No gabinete em Brasília, ele mantém assessores com histórico no bolsonarismo digital, como Augusto Coelho, ex-assessor de Flávio Bolsonaro e ex-coordenador do ensino médio no MEC, e Lígia Tomaz, irmã de Tércio Arnaud Tomaz, apontado como integrante do “gabinete do ódio”.

A imagem que Nikolas projeta como menino que cresceu na favela da Cabana do Pai Tomás perseguido pelo sistema não resiste aos relatos de moradores. O local é uma comunidade pobre da zona Oeste de Belo Horizonte, marcada por carências históricas em saneamento, moradia e serviços públicos.

Nikolas, no entanto, cresceu em prédios nos arredores da favela, estudou em escolas particulares, morou na França durante o período em que o pai trabalhava em uma multinacional e se formou em Direito. A marca política não veio da vivência na periferia, mas da capacidade de transformar conflitos escolares e religiosos em conteúdo viral. 

Aos 29 anos, Nikolas aspirava ao governo de Minas como um degrau rumo à Presidência da República, cargo que só poderá disputar quando completar 35 anos – idade mínima exigida pela Constituição. A sucessão de Romeu Zema (Novo) seria o estágio intermediário ideal. 

Mas, com a decisão de recuar, ele não ficará desamparado. Nikolas é casado com Lívia Bergamim Orletti. Meses antes da cerimônia – realizada em 15 de abril de 2023, em uma fazenda em Pedra Azul (ES), com 350 convidados, entre eles Michelle Bolsonaro – o sogro, Gilmar Orletti, comprou a Fazenda Vargem Alegre, em Mucurici (ES), por 35,6 milhões de reais e constituiu a LLV Agrícola, com capital social de 12,1 milhões de reais.

Lívia é sócia da LLV, ao lado da mãe e do irmão. A empresa tem propriedades no norte capixaba voltadas à produção de café. Outros familiares controlam o Grupo Orletti, rede de concessionárias com faturamento acima de 1 bilhão de reais.

O casal vive em um condomínio no bairro Garças, em Belo Horizonte. A casa tem dois andares, quatro quartos e quintal. Imóveis semelhantes são vendidos por 2,2 milhões de reais e alugados por 12 mil reais mensais. Na última eleição, Nikolas declarou 36 mil reais em patrimônio.

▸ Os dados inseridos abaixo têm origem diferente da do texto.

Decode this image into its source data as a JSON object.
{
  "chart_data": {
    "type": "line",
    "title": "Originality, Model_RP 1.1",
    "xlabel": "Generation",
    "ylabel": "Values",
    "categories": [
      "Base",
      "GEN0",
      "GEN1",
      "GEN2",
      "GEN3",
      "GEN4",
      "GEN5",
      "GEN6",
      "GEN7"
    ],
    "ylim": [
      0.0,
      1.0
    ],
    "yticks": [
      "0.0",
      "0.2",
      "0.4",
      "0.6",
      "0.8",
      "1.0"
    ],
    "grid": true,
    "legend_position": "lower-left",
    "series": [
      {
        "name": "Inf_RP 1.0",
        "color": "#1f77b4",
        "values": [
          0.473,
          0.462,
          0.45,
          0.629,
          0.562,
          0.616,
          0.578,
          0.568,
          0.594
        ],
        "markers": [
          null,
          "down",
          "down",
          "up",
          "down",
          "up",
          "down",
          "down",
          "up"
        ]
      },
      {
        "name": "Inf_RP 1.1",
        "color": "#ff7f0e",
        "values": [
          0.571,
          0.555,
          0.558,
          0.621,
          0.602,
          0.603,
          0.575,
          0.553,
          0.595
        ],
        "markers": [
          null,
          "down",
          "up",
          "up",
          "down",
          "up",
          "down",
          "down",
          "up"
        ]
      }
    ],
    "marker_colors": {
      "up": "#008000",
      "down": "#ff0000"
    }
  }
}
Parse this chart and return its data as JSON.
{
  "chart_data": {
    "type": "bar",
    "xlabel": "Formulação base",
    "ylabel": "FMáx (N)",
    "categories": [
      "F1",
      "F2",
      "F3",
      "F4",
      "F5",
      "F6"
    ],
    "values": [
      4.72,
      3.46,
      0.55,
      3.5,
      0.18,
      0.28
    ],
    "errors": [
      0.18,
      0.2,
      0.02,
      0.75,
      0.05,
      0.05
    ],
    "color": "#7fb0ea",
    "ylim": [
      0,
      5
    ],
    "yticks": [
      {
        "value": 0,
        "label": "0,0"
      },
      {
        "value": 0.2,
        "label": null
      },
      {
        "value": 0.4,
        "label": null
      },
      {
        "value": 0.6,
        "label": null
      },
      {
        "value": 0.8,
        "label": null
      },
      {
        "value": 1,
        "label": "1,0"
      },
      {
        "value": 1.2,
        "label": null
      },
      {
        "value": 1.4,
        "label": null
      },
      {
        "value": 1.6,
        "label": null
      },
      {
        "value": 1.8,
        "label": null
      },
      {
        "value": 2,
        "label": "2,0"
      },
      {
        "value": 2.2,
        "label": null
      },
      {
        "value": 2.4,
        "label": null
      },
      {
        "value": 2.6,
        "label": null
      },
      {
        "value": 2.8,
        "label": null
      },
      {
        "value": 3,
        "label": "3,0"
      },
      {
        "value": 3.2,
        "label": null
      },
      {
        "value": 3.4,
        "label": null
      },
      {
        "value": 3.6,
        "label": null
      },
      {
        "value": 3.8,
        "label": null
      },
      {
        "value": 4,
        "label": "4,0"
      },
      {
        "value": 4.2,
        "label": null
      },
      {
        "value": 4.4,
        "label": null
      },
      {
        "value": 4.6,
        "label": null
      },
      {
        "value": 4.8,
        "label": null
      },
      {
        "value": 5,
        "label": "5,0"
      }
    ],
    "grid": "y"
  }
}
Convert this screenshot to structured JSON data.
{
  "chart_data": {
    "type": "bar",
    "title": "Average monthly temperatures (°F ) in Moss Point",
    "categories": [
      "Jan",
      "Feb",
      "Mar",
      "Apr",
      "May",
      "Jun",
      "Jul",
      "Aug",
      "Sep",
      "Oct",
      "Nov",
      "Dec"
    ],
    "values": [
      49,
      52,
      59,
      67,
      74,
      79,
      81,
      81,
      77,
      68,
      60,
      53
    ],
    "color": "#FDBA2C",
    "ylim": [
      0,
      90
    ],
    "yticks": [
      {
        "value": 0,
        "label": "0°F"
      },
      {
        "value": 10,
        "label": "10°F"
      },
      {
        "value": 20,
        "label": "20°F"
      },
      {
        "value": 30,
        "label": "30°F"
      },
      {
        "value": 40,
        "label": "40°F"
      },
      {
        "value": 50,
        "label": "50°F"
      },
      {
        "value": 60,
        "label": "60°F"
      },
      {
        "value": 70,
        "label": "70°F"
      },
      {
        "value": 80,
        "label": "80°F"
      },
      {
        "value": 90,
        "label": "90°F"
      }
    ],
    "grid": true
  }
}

O capital do deputado vai além do financeiro e também se vê nas redes. Nikolas quase sempre lidera os rankings de políticos mais influentes no Instagram. Ele produz vídeos quase diários, com edição dramática e repete um roteiro: o do conservador perseguido.

Nas últimas semanas, porém, o tom mudou. Ao invés de atacar, Nikolas passou a se defender. Explicou a visita a Bolsonaro, reagiu a nova condenação por transfobia e anunciou com antecedência que não disputará o governo mineiro para preservar o foro.

O deputado que fez carreira provocando conflitos para os outros gerencia agora os que criou para si. Mesmo acuado, segue amparado por uma fortuna familiar e por uma audiência fiel que garante sua permanência na extrema-direita da cena política.